Guest Blog: The Battle for Talent: Why Job Seekers and Employers Need Recruiters


We live in a world today full of business niche specialists, from companies that change our oil to people that walk our dogs Many of these are tasks and duties that previous generations did for themselves.

Looking for a new job or finding a new employee also falls into this category.

Companies think very little about paying the fees charged by lawyers, accountants, and management consultants, but when it comes to finding and hiring top talent, business owners often say: “Why use a recruiting firm when I can search for candidates myself?”

On the opposite side of that thought process is the employee looking for a new job opportunity. Sometimes, all it takes is a recommendation from a relative or friend to get into a company. Why should they trust a “stranger” (i.e. recruiter) to help them find a job, even if the recruiter is working on their behalf for free?

Both parties often fail to realize that they are leaving the hiring process to chance. Many times, there isn’t a vision or strategy incorporated by either party to locate each other. Cue the recruiter, who is only paid when both parties are happy with each other.

A good recruiter will work to create a beneficial relationship for all parties in the following areas: expertise, access, confidentiality, and time-savings. Here are some key points on various aspects of job opportunities involving a recruiter.


A recruiter has the ability to delegate the search to someone in the daily trenches. Each party can focus on their day-to-day activities, instead of solely focusing on the battle for talent.

A niche-focused recruiter will know which companies are hiring, which companies are good to work for, and which candidates are a good fit for a job opening. Because 85 percent of jobs aren’t advertised, a recruiter who’s tied into the marketplace is a key ally.

A recruiter deals with job openings and job candidates on a daily basis, so they can guide and advise on up to date market conditions such as realistic salary requirements, talent shortages, etc.


Recruiters have relationships with talent sources that can’t be accessed by newspaper ads or the Internet. Often the best people simply aren’t looking in the want ads for something new — they’re busy working. Convincing a person who’s not looking to consider an opportunity takes more time than recruiting someone who is anxious to leave. Most recruiters spend the bulk of their time sourcing hidden, passive candidates.

For candidates, job market awareness is valuable information to have. Top passive candidates seek out the best third-party recruiters to keep them aware of opportunities at different companies. These connections give a recruiter sourcing and speed advantages, allowing them to find top people quickly for companies.
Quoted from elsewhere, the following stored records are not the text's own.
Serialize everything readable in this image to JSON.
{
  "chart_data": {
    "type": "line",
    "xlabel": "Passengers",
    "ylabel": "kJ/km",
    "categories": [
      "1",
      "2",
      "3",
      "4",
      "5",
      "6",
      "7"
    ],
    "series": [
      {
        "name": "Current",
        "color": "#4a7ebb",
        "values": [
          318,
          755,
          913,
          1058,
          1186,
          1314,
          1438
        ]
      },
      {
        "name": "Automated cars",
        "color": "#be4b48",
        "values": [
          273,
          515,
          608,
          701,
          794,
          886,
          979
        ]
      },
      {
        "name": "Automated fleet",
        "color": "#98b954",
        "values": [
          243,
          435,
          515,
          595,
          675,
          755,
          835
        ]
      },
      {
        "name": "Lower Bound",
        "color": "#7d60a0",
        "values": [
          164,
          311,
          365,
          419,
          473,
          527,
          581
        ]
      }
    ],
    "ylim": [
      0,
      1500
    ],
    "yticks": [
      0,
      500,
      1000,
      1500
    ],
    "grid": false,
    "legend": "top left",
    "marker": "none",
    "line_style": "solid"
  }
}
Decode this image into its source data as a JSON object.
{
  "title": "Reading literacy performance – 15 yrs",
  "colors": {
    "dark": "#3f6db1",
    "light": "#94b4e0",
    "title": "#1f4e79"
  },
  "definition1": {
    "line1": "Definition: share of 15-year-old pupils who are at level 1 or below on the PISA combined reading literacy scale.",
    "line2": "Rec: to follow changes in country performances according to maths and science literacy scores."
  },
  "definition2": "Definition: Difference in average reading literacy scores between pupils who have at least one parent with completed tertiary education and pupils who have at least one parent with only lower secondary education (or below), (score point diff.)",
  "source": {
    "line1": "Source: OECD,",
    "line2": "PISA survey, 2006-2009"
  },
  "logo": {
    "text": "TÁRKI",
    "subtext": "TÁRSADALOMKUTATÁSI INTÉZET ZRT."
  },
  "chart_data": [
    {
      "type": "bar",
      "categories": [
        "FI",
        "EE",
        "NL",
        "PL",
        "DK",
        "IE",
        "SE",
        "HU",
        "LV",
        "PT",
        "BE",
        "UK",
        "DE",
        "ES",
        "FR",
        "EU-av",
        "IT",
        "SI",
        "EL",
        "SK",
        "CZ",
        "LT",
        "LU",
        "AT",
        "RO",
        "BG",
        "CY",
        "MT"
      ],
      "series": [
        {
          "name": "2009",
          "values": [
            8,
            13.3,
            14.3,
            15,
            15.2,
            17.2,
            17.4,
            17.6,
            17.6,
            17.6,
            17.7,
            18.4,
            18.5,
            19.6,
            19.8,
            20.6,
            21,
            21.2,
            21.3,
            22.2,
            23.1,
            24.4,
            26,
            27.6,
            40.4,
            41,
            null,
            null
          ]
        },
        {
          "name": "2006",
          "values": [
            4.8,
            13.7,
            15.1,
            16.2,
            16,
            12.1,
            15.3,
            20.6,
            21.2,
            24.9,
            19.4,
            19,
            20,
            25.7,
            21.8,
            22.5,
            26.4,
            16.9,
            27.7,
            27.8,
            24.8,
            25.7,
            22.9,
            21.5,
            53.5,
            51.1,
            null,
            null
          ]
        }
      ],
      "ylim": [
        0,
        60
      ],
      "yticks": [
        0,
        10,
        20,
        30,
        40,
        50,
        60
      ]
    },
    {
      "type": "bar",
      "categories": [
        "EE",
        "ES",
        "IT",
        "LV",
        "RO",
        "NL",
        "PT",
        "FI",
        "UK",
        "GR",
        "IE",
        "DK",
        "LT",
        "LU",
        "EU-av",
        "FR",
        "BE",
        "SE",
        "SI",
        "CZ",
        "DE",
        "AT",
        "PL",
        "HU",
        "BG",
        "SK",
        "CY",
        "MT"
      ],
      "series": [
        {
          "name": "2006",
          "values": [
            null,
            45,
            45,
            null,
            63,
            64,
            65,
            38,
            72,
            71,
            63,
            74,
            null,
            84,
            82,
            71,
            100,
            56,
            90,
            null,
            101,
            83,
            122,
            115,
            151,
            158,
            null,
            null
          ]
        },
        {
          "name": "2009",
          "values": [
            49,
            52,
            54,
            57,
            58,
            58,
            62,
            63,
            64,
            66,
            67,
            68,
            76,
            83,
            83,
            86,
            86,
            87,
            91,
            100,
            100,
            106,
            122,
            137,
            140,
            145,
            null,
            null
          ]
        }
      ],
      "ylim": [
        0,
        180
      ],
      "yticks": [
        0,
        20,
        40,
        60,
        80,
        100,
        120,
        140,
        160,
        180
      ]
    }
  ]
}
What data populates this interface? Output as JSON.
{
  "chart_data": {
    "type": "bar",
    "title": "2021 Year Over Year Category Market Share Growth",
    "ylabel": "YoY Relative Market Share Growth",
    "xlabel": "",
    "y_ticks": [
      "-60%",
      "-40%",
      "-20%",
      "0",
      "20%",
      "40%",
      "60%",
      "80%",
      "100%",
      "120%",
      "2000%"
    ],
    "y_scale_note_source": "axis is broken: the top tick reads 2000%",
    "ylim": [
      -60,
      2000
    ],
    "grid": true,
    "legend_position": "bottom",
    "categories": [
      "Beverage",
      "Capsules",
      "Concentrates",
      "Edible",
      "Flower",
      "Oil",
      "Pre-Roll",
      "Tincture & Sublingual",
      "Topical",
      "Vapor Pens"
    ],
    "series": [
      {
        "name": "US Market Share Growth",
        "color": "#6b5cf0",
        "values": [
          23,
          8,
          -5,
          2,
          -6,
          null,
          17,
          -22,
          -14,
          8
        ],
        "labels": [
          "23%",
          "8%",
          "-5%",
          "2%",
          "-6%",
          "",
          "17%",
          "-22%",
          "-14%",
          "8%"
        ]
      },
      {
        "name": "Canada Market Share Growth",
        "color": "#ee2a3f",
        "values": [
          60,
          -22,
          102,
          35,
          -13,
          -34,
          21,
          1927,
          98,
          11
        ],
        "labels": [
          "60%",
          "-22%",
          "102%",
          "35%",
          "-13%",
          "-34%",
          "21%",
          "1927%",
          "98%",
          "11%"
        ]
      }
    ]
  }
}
Recruiters are aware of job openings that are unpublished. A good recruiter has credibility with hiring managers across a wide berth of companies and will often be aware of jobs that are not listed on job boards or on LinkedIn. They also have multiple connections within companies, creating a direct route to hiring managers and decision makers. The best recruiters work closely with the same hiring managers, a trust factor that’s hard to replicate for a job seeker.


Companies who end up losing or replacing employees in key positions often don’t want their clients or competitors to know about it, as this can be damaging to a company’s reputation, or set their competitors up to take advantage. Working with a recruiting firm ensures a smooth, quiet transition.

Often, the best candidates are working for competing firms, but out of professionalism and caution, they rarely send a resume to a direct competitor. Recruiters, however, can function as a safe intermediary.

As a buffer and go-between, a recruiter can help clear up misunderstandings and negotiate a deal in which everyone wins. Often it’s more comfortable talking to someone who isn’t directly involved in the negotiation process.

Recruiters create a level of transparency for clients and companies, and can strive to find the most honest feedback from both the company and the interviewee, even if at first it may seem harsh. Recruiters only get paid when they make a successful match, therefore they can be blunt and candid if there is a disconnect between the company and the candidate.

They are focused on having passive candidates understand the long-term career opportunities that come with a new job offer. While this takes more time for the recruiter, it ensures that the hire will be more successful in the long run because the offer is accepted based on actual job needs and the upside growth opportunity, not just the size of the compensation package.

Time Savings

For a job seeker, looking for a position is a full time job in itself. Many people start their search while still employed, which means taking calls or managing email while on the clock. A recruiter will handle all of this for the job seeker, similar to a personal assistant.

For the company seeking a new employee, a recruiter will save a company time because they sort through all the resumes received, screen the qualified candidates, and only submit the best candidates to the company.

Once a company wants to meet with a candidate, the recruiter will schedule all interviews, debrief with both parties, handle the job offer and negotiations, and ultimately coach both parties to a win-win result.

Todd Palmer is the president of Troy-based Diversified Industrial Staffing and Diversified PEOple LLC.